TIP: Higher-order functions in Tcl

I am preparing a TIP based on the control::functional module.

Twylite 2010-04-02: This page is a summary of selected contributions made by many individuals to the Tclers Wiki and other Tcl-related projects, which I have massaged into a proposal that is hopefully broad in application and consistent with the features and practices of Tcl 8.6.



    set cmdprefix [list cmd arg1 arg2 ...]
    proc curry {func args} {
      # Conceptual implementation
      lappend func {*}$args
    proc lambda {arglist body} {
      # Conceptual implementation
      set ns [uplevel 1 namespace current]
      list apply [list $arglist $body $ns]

Ideas and related work

proc extensions as an alternative to lambda

Rather than define a new command lambda, we could extend proc to handle unnamed procs. NEM's proc replacement does exactly this, supporting anonymous functions and ensembles.

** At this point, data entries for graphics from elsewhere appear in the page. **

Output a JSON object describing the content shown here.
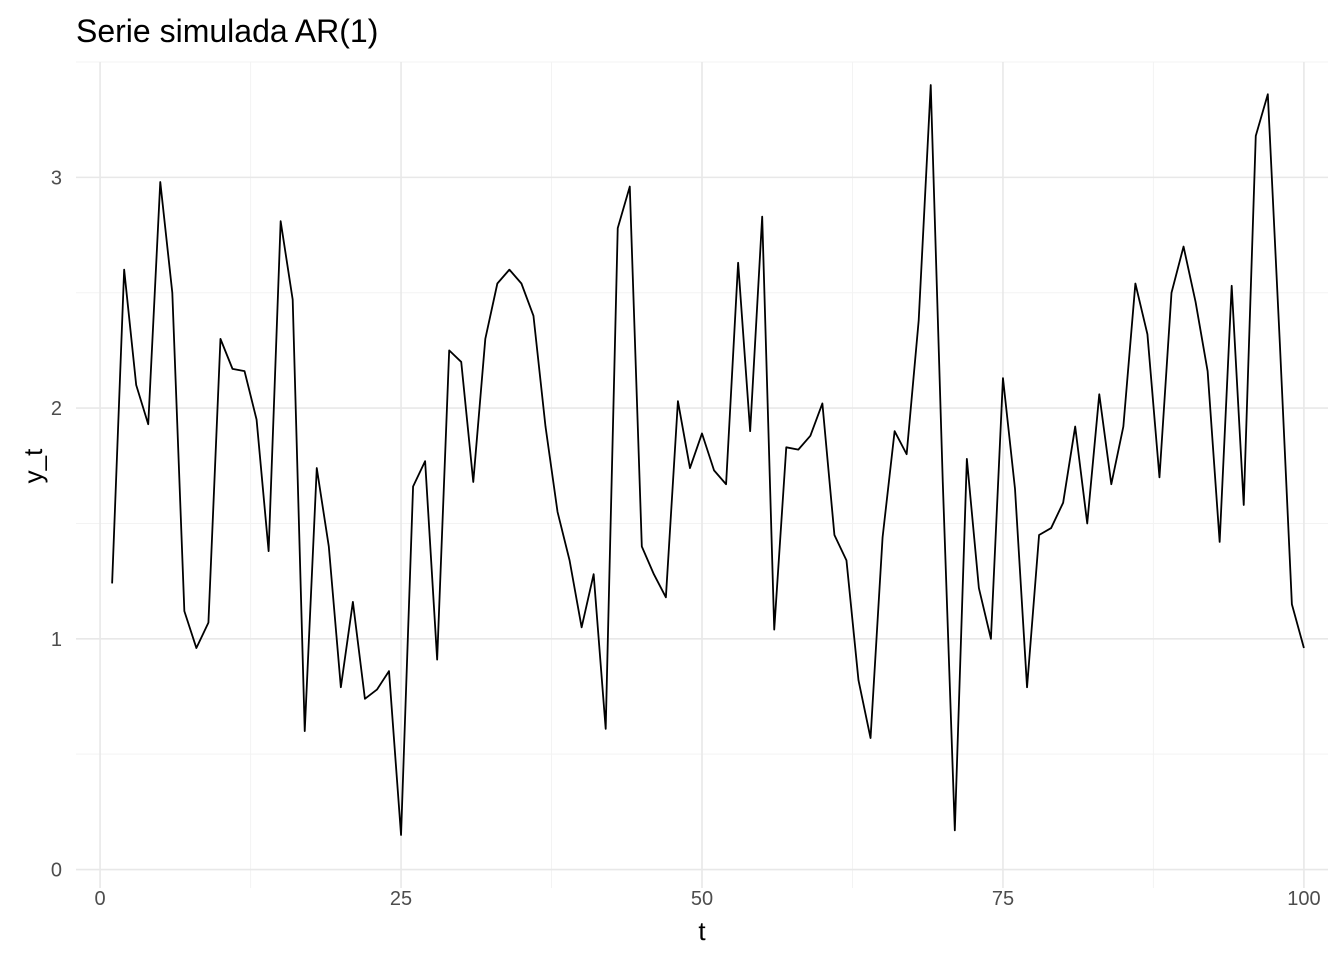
{
  "chart_data": {
    "type": "line",
    "title": "Serie simulada AR(1)",
    "xlabel": "t",
    "ylabel": "y_t",
    "xlim": [
      -2,
      102
    ],
    "ylim": [
      -0.08,
      3.5
    ],
    "x_ticks": [
      0,
      25,
      50,
      75,
      100
    ],
    "x_tick_labels": [
      "0",
      "25",
      "50",
      "75",
      "100"
    ],
    "y_ticks": [
      0,
      1,
      2,
      3
    ],
    "y_tick_labels": [
      "0",
      "1",
      "2",
      "3"
    ],
    "grid": true,
    "series": [
      {
        "color": "#000000",
        "x": [
          1,
          2,
          3,
          4,
          5,
          6,
          7,
          8,
          9,
          10,
          11,
          12,
          13,
          14,
          15,
          16,
          17,
          18,
          19,
          20,
          21,
          22,
          23,
          24,
          25,
          26,
          27,
          28,
          29,
          30,
          31,
          32,
          33,
          34,
          35,
          36,
          37,
          38,
          39,
          40,
          41,
          42,
          43,
          44,
          45,
          46,
          47,
          48,
          49,
          50,
          51,
          52,
          53,
          54,
          55,
          56,
          57,
          58,
          59,
          60,
          61,
          62,
          63,
          64,
          65,
          66,
          67,
          68,
          69,
          70,
          71,
          72,
          73,
          74,
          75,
          76,
          77,
          78,
          79,
          80,
          81,
          82,
          83,
          84,
          85,
          86,
          87,
          88,
          89,
          90,
          91,
          92,
          93,
          94,
          95,
          96,
          97,
          98,
          99,
          100
        ],
        "y": [
          1.24,
          2.6,
          2.1,
          1.93,
          2.98,
          2.5,
          1.12,
          0.96,
          1.07,
          2.3,
          2.17,
          2.16,
          1.95,
          1.38,
          2.81,
          2.47,
          0.6,
          1.74,
          1.4,
          0.79,
          1.16,
          0.74,
          0.78,
          0.86,
          0.15,
          1.66,
          1.77,
          0.91,
          2.25,
          2.2,
          1.68,
          2.3,
          2.54,
          2.6,
          2.54,
          2.4,
          1.92,
          1.55,
          1.34,
          1.05,
          1.28,
          0.61,
          2.78,
          2.96,
          1.4,
          1.28,
          1.18,
          2.03,
          1.74,
          1.89,
          1.73,
          1.67,
          2.63,
          1.9,
          2.83,
          1.04,
          1.83,
          1.82,
          1.88,
          2.02,
          1.45,
          1.34,
          0.82,
          0.57,
          1.44,
          1.9,
          1.8,
          2.38,
          3.4,
          1.68,
          0.17,
          1.78,
          1.22,
          1.0,
          2.13,
          1.65,
          0.79,
          1.45,
          1.48,
          1.59,
          1.92,
          1.5,
          2.06,
          1.67,
          1.92,
          2.54,
          2.32,
          1.7,
          2.5,
          2.7,
          2.46,
          2.16,
          1.42,
          2.53,
          1.58,
          3.18,
          3.36,
          2.28,
          1.15,
          0.96
        ]
      }
    ]
  }
}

Better support for optional arguments

Partial application of arguments from the left (as in the proposed implementation of curry) points to a requirement to handle optional arguments towards the left end of the argument list. Tcl currently only supports optional and variadic arguments the the right of the argument list.

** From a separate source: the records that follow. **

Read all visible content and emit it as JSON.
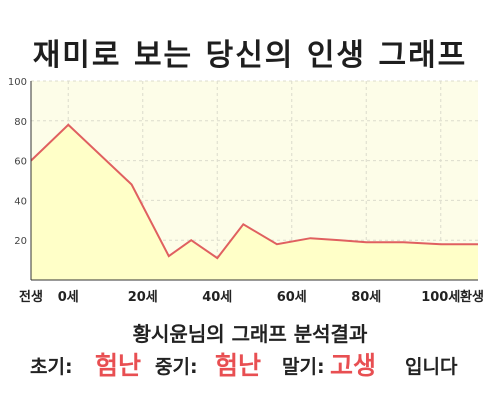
{
  "title": "재미로 보는 당신의 인생 그래프",
  "chart_data": {
    "type": "area",
    "title": "재미로 보는 당신의 인생 그래프",
    "ylim": [
      0,
      100
    ],
    "xlim": [
      -10,
      110
    ],
    "yticks": [
      20,
      40,
      60,
      80,
      100
    ],
    "xticks": [
      {
        "x": -10,
        "label": "전생"
      },
      {
        "x": 0,
        "label": "0세"
      },
      {
        "x": 20,
        "label": "20세"
      },
      {
        "x": 40,
        "label": "40세"
      },
      {
        "x": 60,
        "label": "60세"
      },
      {
        "x": 80,
        "label": "80세"
      },
      {
        "x": 100,
        "label": "100세"
      },
      {
        "x": 110,
        "label": "환생"
      }
    ],
    "series": [
      {
        "x": [
          -10,
          0,
          17,
          27,
          33,
          40,
          47,
          56,
          65,
          73,
          80,
          90,
          100,
          110
        ],
        "values": [
          60,
          78,
          48,
          12,
          20,
          11,
          28,
          18,
          21,
          20,
          19,
          19,
          18,
          18
        ]
      }
    ],
    "grid": true,
    "line_color": "#e06060",
    "fill_color": "#ffffc8",
    "plot_bg": "#fdfde8"
  },
  "analysis_text": "황시윤님의 그래프 분석결과",
  "result": {
    "early_label": "초기:",
    "early_value": "험난",
    "mid_label": "중기:",
    "mid_value": "험난",
    "late_label": "말기:",
    "late_value": "고생",
    "suffix": "입니다"
  }
}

TIP #288 attempts to improve the situation with variadic arguments (args), but doesn't go far enough. control::range for example has arguments ?from? to ?step?, and the current implementation must use args and switch -- [llength $args] to produce the correct behaviour.

An argument assignment algorihtm that may provide a solution:

  1. "arglist" is the specified arguments to the proc.
  2. let i = 0.
  3. Scan arglist from the left, assigning to each non-optional argument the index [incr i].
  4. let minargs = i.
  5. Scan arglist from the left again, assigning to each optional argument (other than args) the index [incr i].
  6. let maxargs = i.
  7. if "args" is in the arglist then let maxargs = MAX_INT.
  8. "actualargs" is the list of arguments provided at the time the proc is called.
  9. if actualargs is shorter than minargs then ERROR.
  10. if actualargs is longer than maxargs then ERROR.
  11. for each argname in arglist: if ( length of actualargs >= index i of argname ) then assign the first element of actualargs to argname; else use the default value for argname.

What is attractive about this algorithm is that it is intuitive (for a left-to-right reader), handles optional and variadic args in any position in the arglist, and can be separated into preprocessing step that runs once with an efficient runtime step to assign the arguments.